Malheureusement les incendies continuent de progresser tantôt vers nord, tantôt vers le sud, selon la direction des vents qui change constamment. Pourraient-ils atteindre les zones d’exploitation pétrolière elles-mêmes? J'en doute. Car les 142 200 km2 de forêt boréale, de tourbières et de zones humides (les poumons de la province!) qui couvraient les gisements ont été rasés. Le plus important site est celui de l'Athabasca, situé autour de Fort McMurray. J’ai confiance que les grandes compagnies pétrolières internationales qui investissent dans l’exploitation vont voir à une reconstruction. Peut-être pas par compassion envers les travailleurs, mais parce qu’ils ont besoin de main-d'oeuvre. Pour en savoir plus : https://fr.wikipedia.org/wiki/Sables_bitumineux_de_l%27Athabasca

Plusieurs réfugiés disaient que c’était infernal à mesure que les bombonnes de gaz propane et les réservoirs d’essence explosaient. Paradoxal de voir ces milliers de gros pickups pétrolivores (une des images de marque de la région) défiler sur la route.

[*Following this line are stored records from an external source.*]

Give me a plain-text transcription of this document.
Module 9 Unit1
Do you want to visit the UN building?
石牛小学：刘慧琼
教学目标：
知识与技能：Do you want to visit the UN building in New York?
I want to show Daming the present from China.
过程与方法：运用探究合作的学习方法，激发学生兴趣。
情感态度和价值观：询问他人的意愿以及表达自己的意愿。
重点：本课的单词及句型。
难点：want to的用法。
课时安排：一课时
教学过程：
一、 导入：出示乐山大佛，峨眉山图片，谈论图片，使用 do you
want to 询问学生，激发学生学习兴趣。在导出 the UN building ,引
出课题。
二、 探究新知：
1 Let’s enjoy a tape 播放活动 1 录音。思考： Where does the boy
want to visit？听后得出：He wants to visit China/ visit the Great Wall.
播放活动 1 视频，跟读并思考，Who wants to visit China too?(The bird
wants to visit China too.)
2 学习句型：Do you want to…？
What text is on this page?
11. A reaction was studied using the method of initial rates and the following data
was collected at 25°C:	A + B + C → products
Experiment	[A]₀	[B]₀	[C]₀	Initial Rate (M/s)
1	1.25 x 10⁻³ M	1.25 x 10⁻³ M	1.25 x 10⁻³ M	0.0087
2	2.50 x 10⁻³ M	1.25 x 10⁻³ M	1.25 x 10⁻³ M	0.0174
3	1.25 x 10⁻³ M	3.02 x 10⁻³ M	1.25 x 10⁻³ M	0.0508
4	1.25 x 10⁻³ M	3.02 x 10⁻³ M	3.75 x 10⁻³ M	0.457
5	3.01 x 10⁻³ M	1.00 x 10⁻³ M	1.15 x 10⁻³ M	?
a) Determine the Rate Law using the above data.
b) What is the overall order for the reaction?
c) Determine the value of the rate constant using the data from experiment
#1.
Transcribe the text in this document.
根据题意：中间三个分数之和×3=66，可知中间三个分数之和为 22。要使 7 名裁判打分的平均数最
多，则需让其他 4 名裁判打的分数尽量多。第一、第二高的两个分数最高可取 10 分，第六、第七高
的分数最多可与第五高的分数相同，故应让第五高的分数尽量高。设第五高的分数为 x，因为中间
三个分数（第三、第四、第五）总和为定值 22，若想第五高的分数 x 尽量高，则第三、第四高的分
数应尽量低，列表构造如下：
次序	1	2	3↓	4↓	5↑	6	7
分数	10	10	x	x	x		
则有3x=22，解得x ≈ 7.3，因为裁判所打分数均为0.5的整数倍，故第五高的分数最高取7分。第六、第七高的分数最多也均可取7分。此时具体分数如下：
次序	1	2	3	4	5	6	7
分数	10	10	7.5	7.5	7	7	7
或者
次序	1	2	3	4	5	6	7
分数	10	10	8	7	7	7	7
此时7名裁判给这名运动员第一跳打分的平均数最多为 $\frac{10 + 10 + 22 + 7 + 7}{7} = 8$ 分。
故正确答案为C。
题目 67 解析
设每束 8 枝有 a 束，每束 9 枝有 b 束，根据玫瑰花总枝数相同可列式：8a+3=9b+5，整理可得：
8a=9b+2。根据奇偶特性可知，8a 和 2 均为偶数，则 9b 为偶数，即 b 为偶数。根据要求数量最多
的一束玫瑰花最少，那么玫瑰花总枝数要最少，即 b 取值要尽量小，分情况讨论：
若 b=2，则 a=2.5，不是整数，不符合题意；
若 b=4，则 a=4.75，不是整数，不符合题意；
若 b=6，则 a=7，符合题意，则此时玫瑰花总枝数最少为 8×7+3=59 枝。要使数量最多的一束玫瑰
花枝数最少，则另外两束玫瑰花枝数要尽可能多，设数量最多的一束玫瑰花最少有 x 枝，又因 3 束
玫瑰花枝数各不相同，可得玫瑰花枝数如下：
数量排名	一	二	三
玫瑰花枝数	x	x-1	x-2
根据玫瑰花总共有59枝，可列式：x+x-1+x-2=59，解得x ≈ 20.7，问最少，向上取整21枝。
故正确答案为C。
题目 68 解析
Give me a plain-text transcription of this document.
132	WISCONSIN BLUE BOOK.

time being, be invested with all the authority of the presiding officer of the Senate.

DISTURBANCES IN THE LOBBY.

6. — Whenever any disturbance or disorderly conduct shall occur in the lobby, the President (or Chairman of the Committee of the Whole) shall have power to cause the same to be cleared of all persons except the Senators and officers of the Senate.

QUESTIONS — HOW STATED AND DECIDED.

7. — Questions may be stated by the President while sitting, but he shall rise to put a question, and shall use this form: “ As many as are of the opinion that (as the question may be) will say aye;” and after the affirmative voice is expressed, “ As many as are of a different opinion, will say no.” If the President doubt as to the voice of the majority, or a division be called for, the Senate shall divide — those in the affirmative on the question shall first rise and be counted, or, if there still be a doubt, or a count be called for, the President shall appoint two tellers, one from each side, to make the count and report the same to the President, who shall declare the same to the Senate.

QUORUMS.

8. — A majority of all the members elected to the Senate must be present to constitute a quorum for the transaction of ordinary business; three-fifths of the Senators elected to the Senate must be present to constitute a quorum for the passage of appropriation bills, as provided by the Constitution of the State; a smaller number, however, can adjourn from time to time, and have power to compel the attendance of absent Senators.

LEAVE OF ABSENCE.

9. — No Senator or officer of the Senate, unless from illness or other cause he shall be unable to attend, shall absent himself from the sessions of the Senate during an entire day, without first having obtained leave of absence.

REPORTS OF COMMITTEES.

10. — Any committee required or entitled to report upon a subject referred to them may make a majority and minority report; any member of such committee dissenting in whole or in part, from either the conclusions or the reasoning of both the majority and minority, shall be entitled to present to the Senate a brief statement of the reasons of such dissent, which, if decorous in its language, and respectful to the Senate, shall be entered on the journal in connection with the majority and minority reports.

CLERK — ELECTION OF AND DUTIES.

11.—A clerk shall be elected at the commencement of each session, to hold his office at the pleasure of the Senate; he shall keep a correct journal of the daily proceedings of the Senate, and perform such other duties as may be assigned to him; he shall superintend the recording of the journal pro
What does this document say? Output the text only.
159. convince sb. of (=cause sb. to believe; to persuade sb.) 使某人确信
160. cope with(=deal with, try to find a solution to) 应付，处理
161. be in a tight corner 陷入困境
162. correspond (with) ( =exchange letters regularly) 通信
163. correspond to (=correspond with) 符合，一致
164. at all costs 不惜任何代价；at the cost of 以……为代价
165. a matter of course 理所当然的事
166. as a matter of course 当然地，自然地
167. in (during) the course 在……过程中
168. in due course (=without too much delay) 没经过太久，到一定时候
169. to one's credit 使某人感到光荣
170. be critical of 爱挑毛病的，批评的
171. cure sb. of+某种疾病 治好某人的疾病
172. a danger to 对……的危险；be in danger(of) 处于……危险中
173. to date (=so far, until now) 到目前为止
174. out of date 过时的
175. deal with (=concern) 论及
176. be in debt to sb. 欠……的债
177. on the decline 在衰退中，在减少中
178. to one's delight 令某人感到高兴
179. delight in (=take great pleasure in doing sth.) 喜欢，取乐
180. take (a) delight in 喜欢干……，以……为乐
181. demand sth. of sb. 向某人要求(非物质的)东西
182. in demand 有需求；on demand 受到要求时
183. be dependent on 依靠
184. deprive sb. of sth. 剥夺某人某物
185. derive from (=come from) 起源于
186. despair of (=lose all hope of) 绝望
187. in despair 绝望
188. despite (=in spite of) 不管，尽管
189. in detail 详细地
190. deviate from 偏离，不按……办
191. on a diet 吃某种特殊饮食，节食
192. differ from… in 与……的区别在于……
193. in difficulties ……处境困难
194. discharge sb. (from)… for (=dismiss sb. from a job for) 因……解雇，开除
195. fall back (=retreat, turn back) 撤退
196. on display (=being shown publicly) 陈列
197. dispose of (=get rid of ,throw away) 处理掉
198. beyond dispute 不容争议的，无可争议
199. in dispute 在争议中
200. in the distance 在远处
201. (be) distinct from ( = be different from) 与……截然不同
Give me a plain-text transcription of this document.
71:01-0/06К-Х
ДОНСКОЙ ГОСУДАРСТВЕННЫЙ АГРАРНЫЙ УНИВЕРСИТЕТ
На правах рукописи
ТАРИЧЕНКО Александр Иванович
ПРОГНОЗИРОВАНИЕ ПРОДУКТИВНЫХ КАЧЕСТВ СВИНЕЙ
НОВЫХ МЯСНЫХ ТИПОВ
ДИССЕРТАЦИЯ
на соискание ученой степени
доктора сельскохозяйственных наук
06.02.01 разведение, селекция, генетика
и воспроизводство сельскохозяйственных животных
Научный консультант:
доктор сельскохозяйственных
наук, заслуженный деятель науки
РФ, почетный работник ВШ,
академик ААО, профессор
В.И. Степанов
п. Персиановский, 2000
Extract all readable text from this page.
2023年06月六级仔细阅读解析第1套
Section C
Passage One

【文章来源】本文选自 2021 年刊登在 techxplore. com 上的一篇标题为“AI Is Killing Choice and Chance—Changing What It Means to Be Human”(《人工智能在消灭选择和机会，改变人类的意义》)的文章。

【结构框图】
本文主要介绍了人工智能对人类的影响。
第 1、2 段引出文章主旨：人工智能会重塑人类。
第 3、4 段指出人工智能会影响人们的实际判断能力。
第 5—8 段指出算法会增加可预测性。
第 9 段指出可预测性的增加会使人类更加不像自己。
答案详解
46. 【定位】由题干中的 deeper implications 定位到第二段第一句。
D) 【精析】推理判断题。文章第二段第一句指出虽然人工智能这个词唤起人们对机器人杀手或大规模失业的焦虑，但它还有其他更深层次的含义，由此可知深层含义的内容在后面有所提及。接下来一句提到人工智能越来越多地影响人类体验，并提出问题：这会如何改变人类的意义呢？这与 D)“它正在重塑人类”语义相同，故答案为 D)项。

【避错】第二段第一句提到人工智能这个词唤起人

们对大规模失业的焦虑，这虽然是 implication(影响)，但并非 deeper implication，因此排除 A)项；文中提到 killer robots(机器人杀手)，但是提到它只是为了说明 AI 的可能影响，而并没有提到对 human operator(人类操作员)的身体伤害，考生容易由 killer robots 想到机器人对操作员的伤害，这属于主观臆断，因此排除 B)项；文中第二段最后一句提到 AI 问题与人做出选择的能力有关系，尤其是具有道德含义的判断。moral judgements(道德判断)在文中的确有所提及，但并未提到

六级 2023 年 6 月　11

Quoiqu'on pense de Fort McMoney, il s'agit quand même d'un horrible désastre à la hauteur des scénarios apocalyptiques du cinéma. Au moins, il n'y a pas de morts, contrairement au Moyen-Orient – on ne compte plus les morts dans les populations civiles qui vivent quotidiennement ce genre de tragédies.

Ainsi, nos expériences d’impermanence peuvent varier en gravité, et parfois être radicales et tragiques. Néanmoins, nous avons de multiples occasions de pratiquer le détachement au quotidien, en prévision des vrais coups durs... si jamais il s’en présente un sur notre chemin.

L’impermanence

- L’impermanence de toute chose et de tout être est une des données inéluctables de la vie; il suffit d’y réfléchir un peu pour le constater, en soi et autour de soi.
- Si la notion d’impermanence peut paraître simpliste par son évidence, elle s’avère d’une importance cruciale pour comprendre le non-soi, ou l’absence de réalité absolue du moi et des choses, un des postulats essentiels de la philosophie bouddhique. La plupart des religions croient à une forme de réalité absolue et affirment l’existence d’un Dieu, de plusieurs dieux ou divinités, d’une âme, de l’atman (hindou), d’un surmoi ou de toute autre entité. Une bonne compréhension de la notion d’impermanence permet de se rendre compte que ces soi-disant entités permanentes se décomposent pratiquement à l’infini en éléments et attributs divers qui sont eux-mêmes sujets aux changements dus à l’impermanence de la vie (ce qui rejoint les dernières avancées de la science contemporaine). Quand on examine la nature de la réalité avec un esprit attentif et lucide, il est impossible de trouver ne serait-ce qu’une seule caractéristique immuable, et donc ontologiquement réelle, qui corresponde aux réalités illusoires créées par l’intellect.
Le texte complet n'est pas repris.